One of the great ironies of the American park system is that it was assembled without benefit of a blueprint. What we enjoy today has been stitched together over more than a century like a giant quilt--park by park--by the loving hands of thousands of people who wanted to save something precious for their children and grandchildren. In the words of former Park Service Director Russell Dickenson, "It is hard to imagine how even a conscious plan could have achieved so much so well." If each park is, as someone once said, an "island of hope," then the American archipelago stretches from northern Alaska to the Virgin Islands in the Caribbean to Guam in the Pacific, half a world away.
Fortunately, Rettie's love for the parks does not blind him to the challenges they now face. Certainly, no one is better qualified to diagnose the park system's troubles and prescribe a cure. Lacking an ideological ax to grind, he discusses, in meticulously balanced fashion, the highly politicized (and often bizarre) process by which new parks and monuments are established; the monumental intricacies of park planning and budgeting; the dramatic evolution of the ranger corps; the dangerous belief held by some Park Service administrators that more roads, visitors, and campgrounds are always better; the troubling deterioration of park system infrastructure; looming environmental threats; and the difficulties posed by skyrocketing visitation.
The concluding chapter is a précis describing how to make the agency more effective. In Dwight's view, "the greatest shortcoming of the national park system is that for all its majesty, for all the irreplaceable wonders it contains . . . for all the love that is bestowed upon it . . . it is not yet a real system." A unified mission and better management could help make the park system immune to assault from any quarter--a laudable goal all park lovers can embrace.
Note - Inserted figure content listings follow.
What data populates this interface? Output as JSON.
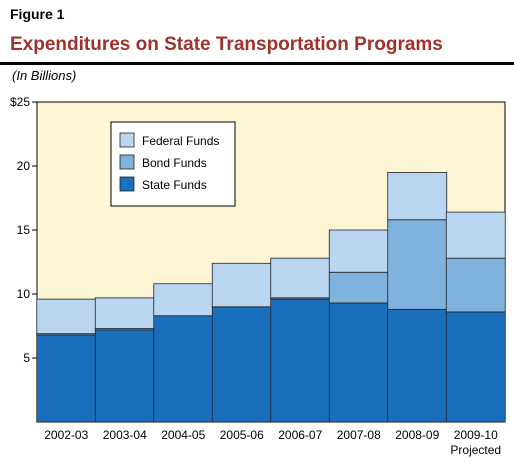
{
  "figure_label": "Figure 1",
  "chart_data": {
    "type": "bar",
    "stacked": true,
    "title": "Expenditures on State Transportation Programs",
    "subtitle": "(In Billions)",
    "categories": [
      "2002-03",
      "2003-04",
      "2004-05",
      "2005-06",
      "2006-07",
      "2007-08",
      "2008-09",
      "2009-10"
    ],
    "category_sublabels": [
      "",
      "",
      "",
      "",
      "",
      "",
      "",
      "Projected"
    ],
    "series": [
      {
        "name": "State Funds",
        "color": "#1a6fbd",
        "values": [
          6.8,
          7.2,
          8.3,
          9.0,
          9.6,
          9.3,
          8.8,
          8.6
        ]
      },
      {
        "name": "Bond Funds",
        "color": "#7fb2dd",
        "values": [
          0.1,
          0.1,
          0.0,
          0.0,
          0.1,
          2.4,
          7.0,
          4.2
        ]
      },
      {
        "name": "Federal Funds",
        "color": "#b9d5ef",
        "values": [
          2.7,
          2.4,
          2.5,
          3.4,
          3.1,
          3.3,
          3.7,
          3.6
        ]
      }
    ],
    "legend_order": [
      "Federal Funds",
      "Bond Funds",
      "State Funds"
    ],
    "legend_position": "top-left",
    "y_ticks": [
      "5",
      "10",
      "15",
      "20",
      "$25"
    ],
    "ylim": [
      0,
      25
    ],
    "grid": false,
    "plot_background": "#fdf5d3"
  }
}
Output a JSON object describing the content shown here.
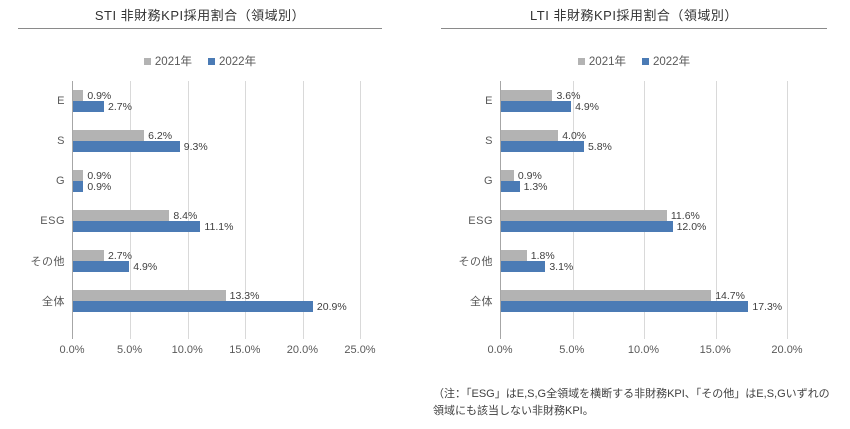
{
  "colors": {
    "series_2021": "#b3b3b3",
    "series_2022": "#4b7bb5",
    "gridline": "#d9d9d9",
    "axis_line": "#a6a6a6",
    "text": "#404040"
  },
  "note": "（注：「ESG」はE,S,G全領域を横断する非財務KPI、「その他」はE,S,Gいずれの領域にも該当しない非財務KPI。",
  "chart_data": [
    {
      "type": "bar",
      "orientation": "horizontal",
      "title": "STI 非財務KPI採用割合（領域別）",
      "categories": [
        "E",
        "S",
        "G",
        "ESG",
        "その他",
        "全体"
      ],
      "series": [
        {
          "name": "2021年",
          "color": "#b3b3b3",
          "values": [
            0.9,
            6.2,
            0.9,
            8.4,
            2.7,
            13.3
          ]
        },
        {
          "name": "2022年",
          "color": "#4b7bb5",
          "values": [
            2.7,
            9.3,
            0.9,
            11.1,
            4.9,
            20.9
          ]
        }
      ],
      "value_labels": [
        [
          "0.9%",
          "6.2%",
          "0.9%",
          "8.4%",
          "2.7%",
          "13.3%"
        ],
        [
          "2.7%",
          "9.3%",
          "0.9%",
          "11.1%",
          "4.9%",
          "20.9%"
        ]
      ],
      "x_tick_labels": [
        "0.0%",
        "5.0%",
        "10.0%",
        "15.0%",
        "20.0%",
        "25.0%"
      ],
      "xlim": [
        0,
        25
      ],
      "xmax": 25,
      "grid": true,
      "legend_position": "top"
    },
    {
      "type": "bar",
      "orientation": "horizontal",
      "title": "LTI 非財務KPI採用割合（領域別）",
      "categories": [
        "E",
        "S",
        "G",
        "ESG",
        "その他",
        "全体"
      ],
      "series": [
        {
          "name": "2021年",
          "color": "#b3b3b3",
          "values": [
            3.6,
            4.0,
            0.9,
            11.6,
            1.8,
            14.7
          ]
        },
        {
          "name": "2022年",
          "color": "#4b7bb5",
          "values": [
            4.9,
            5.8,
            1.3,
            12.0,
            3.1,
            17.3
          ]
        }
      ],
      "value_labels": [
        [
          "3.6%",
          "4.0%",
          "0.9%",
          "11.6%",
          "1.8%",
          "14.7%"
        ],
        [
          "4.9%",
          "5.8%",
          "1.3%",
          "12.0%",
          "3.1%",
          "17.3%"
        ]
      ],
      "x_tick_labels": [
        "0.0%",
        "5.0%",
        "10.0%",
        "15.0%",
        "20.0%"
      ],
      "xlim": [
        0,
        20
      ],
      "xmax": 20,
      "grid": true,
      "legend_position": "top"
    }
  ]
}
Dwight's book is a clarion call to action, a message that our park system is a living legacy, entrusted to the care of the National Park Service. Now, perhaps more than at any time in its history, the agency needs strong leadership and adequate funding to meet the challenges it faces. But even more than that, the system needs the vociferous and steadfast support of conservationists and other lovers of history and wild places and wild things.
So read this book, and then bring, if you haven't already, the national parks into your life. Seize every opportunity to visit them. If experience is any guide, they will enrich beyond measure, for they are a great gift, one of our nation's most inspired and enduring creations.